From Mass Marketing to Personalized Car Shopping
Moreover, traditional automotive advertising has been stuck in the stone age. Every NFL game, every NBA game, every PGA golf tournament, etc. features a myriad of car television commercials. It is a one-to-many approach. Car ads, in other words, have historically been about as personalized as a Sears catalog. Consumers simply just don’t get served personalized car ads the way they do with other products, especially for new vehicles.
So, instead, imagine combining Amazon’s sophisticated advertising ecosystem and treasure drove of first-party data with automotive sales – i.e. seeing targeted, personalized car recommendations based on actual shopping behavior.

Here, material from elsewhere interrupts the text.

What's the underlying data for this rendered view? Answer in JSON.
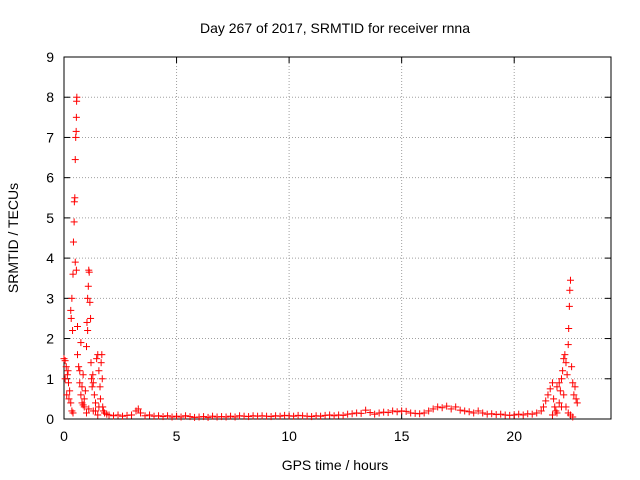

When you’re actively looking for an SUV with five seats for your family, relevant automakers can serve up exactly what you’re looking for in real-time, and with or without immediate ad incentives, too.
The traditional car buying experience has long been ripe for disruption. It is an experience of wasted hours as guys with too much chest hair named Larry try to upsell rustproofiing and warranty options. On the one hand, Amazon Autos strips away all that nonsense – find your car, handle the details online, pick it up, done.
While on the other hand, it also represents much more than that. It represents a fundamental shift in how advertising will merge with car buying to give consumers more power and control over their car buying experiences. Consumers will win when they see more ads tailored to them as individuals, and, of course, Amazon and the car companies will win when this happens, too.
Amazon’s $20.8 Billion Endgame
Amazon Autos, therefore, isn’t just changing how we buy cars; it’s rewriting the rules of automotive sales and marketing.
Amazon is as much a media company as it is a retailer. And Hyundai is just the beginning. As Ford, Toyota, and others potentially roll onto the platform, Amazon may end up having more than one Don Draper Jaguar. It may end up owning the whole lot, figuratively and literally.
And with it all will come a new platform through which Amazon can command its fair share of the U.S. automobile industry’s $20.8 billion yearly advertising spend.
If that’s not a game changer, I don’t know what is.